Verlässlich hart, schnell und explosiv
Die sexuelle Anspielung “good booty” wurde flugs zu “aw rooty”, also einem Slangwort für “alles okay” umgetextet. Und in den Strophen ging es dann um zwei Früchtchen namens Sue und Daisy. Die waren zwar schlimme Schlampen, aber Rock ’n’ Roll war ja auch grundböse Musik. All das ergab den ersten Zweieinhalb-Minuten-Soundhurrikan jenes Mannes, der den Titel “King of Rock ’n’ Roll” ebenso verdient hätte wie der weiße Kollege Elvis Presley. Aus den Jukeboxen Amerikas gewitterte sein “Tutti Frutti” ab November 1955, stand in den amerikanischen “schwarzen” Race Charts sechs Wochen lang auf Platz zwei, stieg im Januar 1956 in den “weißen” Popcharts bis auf Platz 17. Unerhört!
Und schon im März folgte der nächste Hit: “Long Tall Sally”, eine textliche Humoreske über eine Affäre von Richards zügellosem Onkel John mit der titelgebenden Bohnenstange Sally, die beide vor der wütenden Tante Mary abtauchen mussten. Wieder blies Pennimans Stimme zum Krieg, wieder gab es ein Klavier am Rande des Tastenzusammenbruchs. Selbst die B-Seite der Single, “Slippin’ and Slidin’”, ist heute ein Klassiker der Fünfzigerjahre. Schlag auf Schlag kamen jetzt die Songs. Während Konkurrent Elvis sich schnell auch im Balladenschmalz wohlfühlte, lieferte Little Richard nonstop rauen Stoff für die über die Tanzböden fliegenden Kinder jener Tage: “Rip It up”, “Ready Teddy”, “The Girl Can’t Help It”, “Lucille”, “Jenny, Jenny”, “Keep-a-Knockin’”, “Good Golly, Miss Molly”. Bis ins Frühjahr 1958 waren Pennimans Songs verlässlich hart, schnell und explosiv.

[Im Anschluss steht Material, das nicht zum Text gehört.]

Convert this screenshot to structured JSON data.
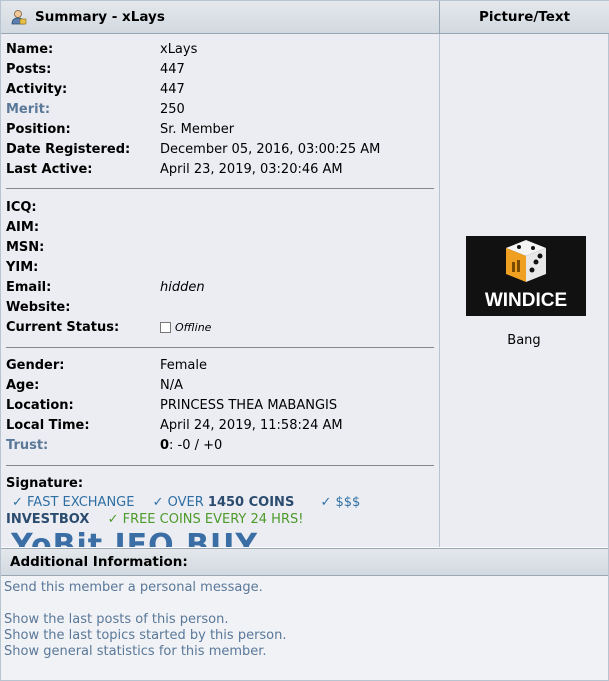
{
  "header": {
    "title": "Summary - xLays",
    "picture_title": "Picture/Text"
  },
  "profile": {
    "name": {
      "label": "Name:",
      "value": "xLays"
    },
    "posts": {
      "label": "Posts:",
      "value": "447"
    },
    "activity": {
      "label": "Activity:",
      "value": "447"
    },
    "merit": {
      "label": "Merit:",
      "value": "250"
    },
    "position": {
      "label": "Position:",
      "value": "Sr. Member"
    },
    "date_registered": {
      "label": "Date Registered:",
      "value": "December 05, 2016, 03:00:25 AM"
    },
    "last_active": {
      "label": "Last Active:",
      "value": "April 23, 2019, 03:20:46 AM"
    },
    "icq": {
      "label": "ICQ:",
      "value": ""
    },
    "aim": {
      "label": "AIM:",
      "value": ""
    },
    "msn": {
      "label": "MSN:",
      "value": ""
    },
    "yim": {
      "label": "YIM:",
      "value": ""
    },
    "email": {
      "label": "Email:",
      "value": "hidden"
    },
    "website": {
      "label": "Website:",
      "value": ""
    },
    "current_status": {
      "label": "Current Status:",
      "value": "Offline"
    },
    "gender": {
      "label": "Gender:",
      "value": "Female"
    },
    "age": {
      "label": "Age:",
      "value": "N/A"
    },
    "location": {
      "label": "Location:",
      "value": "PRINCESS THEA MABANGIS"
    },
    "local_time": {
      "label": "Local Time:",
      "value": "April 24, 2019, 11:58:24 AM"
    },
    "trust": {
      "label": "Trust:",
      "value_bold": "0",
      "value_rest": ": -0 / +0"
    }
  },
  "signature": {
    "label": "Signature:",
    "line1_a": "✓ FAST EXCHANGE",
    "line1_b_pre": "✓ OVER ",
    "line1_b_bold": "1450 COINS",
    "line1_c": "✓ $$$",
    "line2_a": "INVESTBOX",
    "line2_b": "✓ FREE COINS EVERY 24 HRS!",
    "line3": "YoBit IEO  BUY"
  },
  "picture": {
    "avatar_text": "WINDICE",
    "personal_text": "Bang"
  },
  "additional": {
    "title": "Additional Information:",
    "send_pm": "Send this member a personal message.",
    "last_posts": "Show the last posts of this person.",
    "last_topics": "Show the last topics started by this person.",
    "stats": "Show general statistics for this member."
  },
  "colors": {
    "link": "#5a7898",
    "header_bg": "#d8dee5",
    "panel_bg": "#ecedf3"
  },
  "icons": {
    "user": "user-icon",
    "status": "offline-checkbox-icon"
  }
}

Der Kirche verschrieb er sich in den Fünfzigerjahren als Priester
In seinen frühen Jahren lebte Little Richard, drittes Kind unter zwölf Geschwistern, in den Slums von Macon, Georgia, nahe der Bahngleise. Die vorbeidonnernden Züge rüttelten an den Hütten der armen Schwarzen, dass die Leute Angst bekamen, sie würden einstürzen. Und so fütterte Little Richard seine Legende später mit der Behauptung, er habe schon damals einen Song schreiben wollen, der sich genauso anhört. Wobei die erste Musikliebe des attraktiven Gelegenheitsjobbers Kirchenmusik gewesen war – Gospel.

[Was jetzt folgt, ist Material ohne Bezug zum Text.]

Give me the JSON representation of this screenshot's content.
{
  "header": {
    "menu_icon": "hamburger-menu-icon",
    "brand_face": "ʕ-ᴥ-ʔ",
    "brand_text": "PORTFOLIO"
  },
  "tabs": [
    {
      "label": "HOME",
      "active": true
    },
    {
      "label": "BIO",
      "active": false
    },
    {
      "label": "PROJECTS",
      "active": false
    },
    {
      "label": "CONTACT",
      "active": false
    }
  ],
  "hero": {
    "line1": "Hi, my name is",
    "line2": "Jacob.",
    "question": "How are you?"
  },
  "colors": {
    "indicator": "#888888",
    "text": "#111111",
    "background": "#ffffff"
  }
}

Der Kirche verschrieb er sich bereits in den Fünfzigerjahren als Priester. Als der Rock ’n’ Roll seine erste Verschlagerungsphase erfuhr, wurde der wilde Pianospieler 1958 ein Gottesmann. Fortan lebte er hin- und hergerissen zwischen den zwei Welten. Nutzte die Vernarrtheit der Beatles in seine Songs für Comebackversuche, tourte mit den Rolling Stones und Achim Reichel durch Europa, hatte den noch unbekannten Jimi Hendrix in seiner Band. Er war Kettenraucher, starker Trinker und sagte später über die Siebzigerjahre: “Sie hätten mich Little Cocaine nennen sollen.”

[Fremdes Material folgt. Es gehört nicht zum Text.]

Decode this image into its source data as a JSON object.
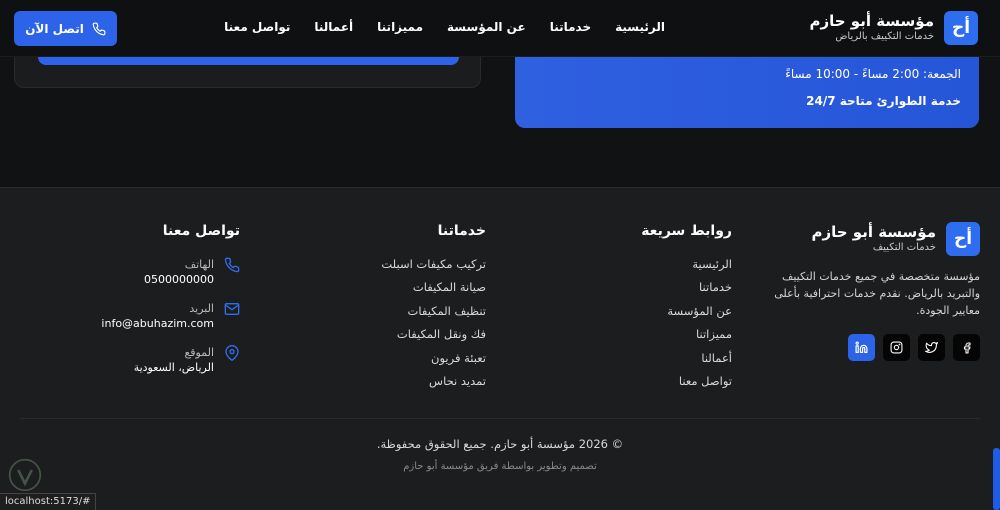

Widersprüchliche Aussagen über seine Libido
Eine Hitserie sollte ihm nie mehr gelingen, aber seine Konzerte waren bis in die frühen Zehnerjahre hinein furiose Liveabenteuer. Im Hamburger Stadtpark ließ er 1997 bei den letzten Songs alle Fans auf die Bühne, die ihm dafür Totalverausgabung versprachen. Da tanzten dann junge Hanseaten im dichten Gedränge Rock ’n’ Roll, rempelten den Gitarristen an, traten dem Bassmann auf die Füße. Was der über die Tastatur rasende Pianist grinsend registrierte.
Mit 15 Jahren hatte ihn sein Vater wegen seiner Neigung, Frauenkleider zu tragen, aus dem Haus geworfen. Immer wieder hatte Little Richard Heterobeziehungen, fünf Jahre war er sogar verheiratet. In ressentimentreichen Zeiten gab er widersprüchliche Aussagen über seine Libido, bis er schließlich 1995 dem “Penthouse”-Magazin gestand: “Ich war mein ganzes Leben lang schwul.”
Vielleicht kommt der alte Herr ja jetzt im Gegenzug auf ein Konzert vorbei
„Great Gosh a Mighty” war 1986 noch ein kleinerer Erfolg gewesen, ein Lied für Paul Mazurskys Obdachlosenkomödie “Zoff in Beverly Hills”. Little Richard schenkte dem lieben Gott (Gosh) einen Song nach dem Muster seiner Klassiker, geschmückt mit vielen “Uuuuhs” und “Oooohs”. “Gott war gut zu mir”, befand der Sänger denn auch 2017 bei einem Interview mit dem Rolling Stone. “Jeden Samstag gehe ich in die Kirche, jeden Samstag, das verpasse ich nie.” Vielleicht kommt der alte Herr ja jetzt im Gegenzug auf ein Konzert vorbei. Zu einem gemeinsamen “A wop bop a loo bop a lop bam boom!”